Cracking down on illegal crossings
The new policies crack down on illegal crossings while also setting up legals for migrants who apply online, seek a pathway sponsor and undergo background checks. If successful, the reforms could fundamentally alter how migrants arrive at the US-Mexico border.
But it will take time to see results. Biden has conceded the border will be chaotic for a while. Immigrant advocacy groups have threatened legal action. And migrants fleeing poverty, gangs and persecution in their homelands are still desperate to reach US soil at any cost.
While Title 42 prevented many from seeking asylum, it carried no legal consequences, encouraging repeat attempts. After Thursday, migrants face being barred from entering the US for five years and possible criminal prosecution.
Minutes before new asylum restrictions took effect, advocacy groups sued to block the new rule that bans asylum for anyone who travels through another country, like Mexico, to reach the US border, with few exceptions.
Uptick in smugglers
Even as migrants were racing to reach US soil before the rules expire, Mexican President Andrés Manuel López Obrador said smugglers were sending a different message. He noted an uptick in smugglers at his country’s southern border offering to take migrants to the United States and telling them the border was open starting Thursday.
On Wednesday, Homeland Security announced a rule to make it extremely difficult for anyone who travels through another country, like Mexico, or who did not apply online, to qualify for asylum. It also introduced curfews with GPS tracking for families released in the US before initial asylum screenings.

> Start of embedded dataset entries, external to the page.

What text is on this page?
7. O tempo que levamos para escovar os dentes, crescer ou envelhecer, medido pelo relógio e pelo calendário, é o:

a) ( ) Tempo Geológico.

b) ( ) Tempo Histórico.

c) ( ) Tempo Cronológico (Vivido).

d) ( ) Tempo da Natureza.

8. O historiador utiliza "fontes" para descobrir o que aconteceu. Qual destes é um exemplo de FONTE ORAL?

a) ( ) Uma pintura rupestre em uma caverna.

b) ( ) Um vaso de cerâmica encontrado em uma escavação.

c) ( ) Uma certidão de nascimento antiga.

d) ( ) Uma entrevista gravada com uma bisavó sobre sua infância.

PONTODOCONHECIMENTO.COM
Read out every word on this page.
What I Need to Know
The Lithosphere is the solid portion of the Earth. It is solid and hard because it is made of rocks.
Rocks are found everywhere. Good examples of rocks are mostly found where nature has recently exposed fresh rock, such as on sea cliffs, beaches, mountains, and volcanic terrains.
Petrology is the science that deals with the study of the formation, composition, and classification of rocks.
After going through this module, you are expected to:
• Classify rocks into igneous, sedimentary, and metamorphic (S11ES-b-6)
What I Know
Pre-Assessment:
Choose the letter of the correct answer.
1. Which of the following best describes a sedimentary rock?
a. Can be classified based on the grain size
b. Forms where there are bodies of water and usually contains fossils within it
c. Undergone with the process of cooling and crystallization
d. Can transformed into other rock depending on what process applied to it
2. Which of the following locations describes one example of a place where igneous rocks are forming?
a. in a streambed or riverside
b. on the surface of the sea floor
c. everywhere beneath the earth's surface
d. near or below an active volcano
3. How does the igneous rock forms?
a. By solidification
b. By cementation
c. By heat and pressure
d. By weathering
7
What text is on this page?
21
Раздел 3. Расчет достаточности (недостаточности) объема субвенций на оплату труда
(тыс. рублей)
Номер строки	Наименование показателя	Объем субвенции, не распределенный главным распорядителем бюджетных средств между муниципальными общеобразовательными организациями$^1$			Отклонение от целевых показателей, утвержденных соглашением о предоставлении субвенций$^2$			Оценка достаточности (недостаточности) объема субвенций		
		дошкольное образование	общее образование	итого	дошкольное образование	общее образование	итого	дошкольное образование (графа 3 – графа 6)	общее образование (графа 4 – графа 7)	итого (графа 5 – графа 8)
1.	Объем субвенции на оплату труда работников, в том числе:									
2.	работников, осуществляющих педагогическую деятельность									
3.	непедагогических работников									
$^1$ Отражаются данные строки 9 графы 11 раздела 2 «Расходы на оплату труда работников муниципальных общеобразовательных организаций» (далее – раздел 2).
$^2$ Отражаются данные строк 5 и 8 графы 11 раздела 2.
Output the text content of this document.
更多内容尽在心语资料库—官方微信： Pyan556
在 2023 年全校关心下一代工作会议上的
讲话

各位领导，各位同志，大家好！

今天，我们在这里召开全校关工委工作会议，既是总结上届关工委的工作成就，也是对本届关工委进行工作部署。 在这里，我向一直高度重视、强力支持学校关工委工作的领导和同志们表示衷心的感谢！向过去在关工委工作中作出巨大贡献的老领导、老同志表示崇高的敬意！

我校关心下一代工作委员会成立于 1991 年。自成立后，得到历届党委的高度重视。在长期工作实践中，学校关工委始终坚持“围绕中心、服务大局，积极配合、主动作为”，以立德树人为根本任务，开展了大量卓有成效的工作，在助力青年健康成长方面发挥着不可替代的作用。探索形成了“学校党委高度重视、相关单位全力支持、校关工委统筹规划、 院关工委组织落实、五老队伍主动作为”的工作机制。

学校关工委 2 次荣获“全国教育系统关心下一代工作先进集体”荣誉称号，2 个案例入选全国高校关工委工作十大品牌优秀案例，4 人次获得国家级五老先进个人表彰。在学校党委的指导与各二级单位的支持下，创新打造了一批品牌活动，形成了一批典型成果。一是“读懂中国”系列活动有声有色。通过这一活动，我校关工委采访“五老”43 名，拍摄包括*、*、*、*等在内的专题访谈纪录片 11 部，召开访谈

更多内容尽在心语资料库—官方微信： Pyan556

The administration says it is beefing up the removal of migrants found unqualified to stay in the US on flights like those that brought nearly 400 migrants home to Guatemala from the US on Thursday.
At the same time, the administration has introduced expansive new legal pathways into the US. Up to 30,000 people a month from Haiti, Cuba, Nicaragua and Venezuela can enter if they apply online with a financial sponsor and enter through an airport. Processing centers are opening in Guatemala, Colombia and elsewhere. Up to 1,000 can enter daily though land crossings with Mexico if they snag an appointment on an online app.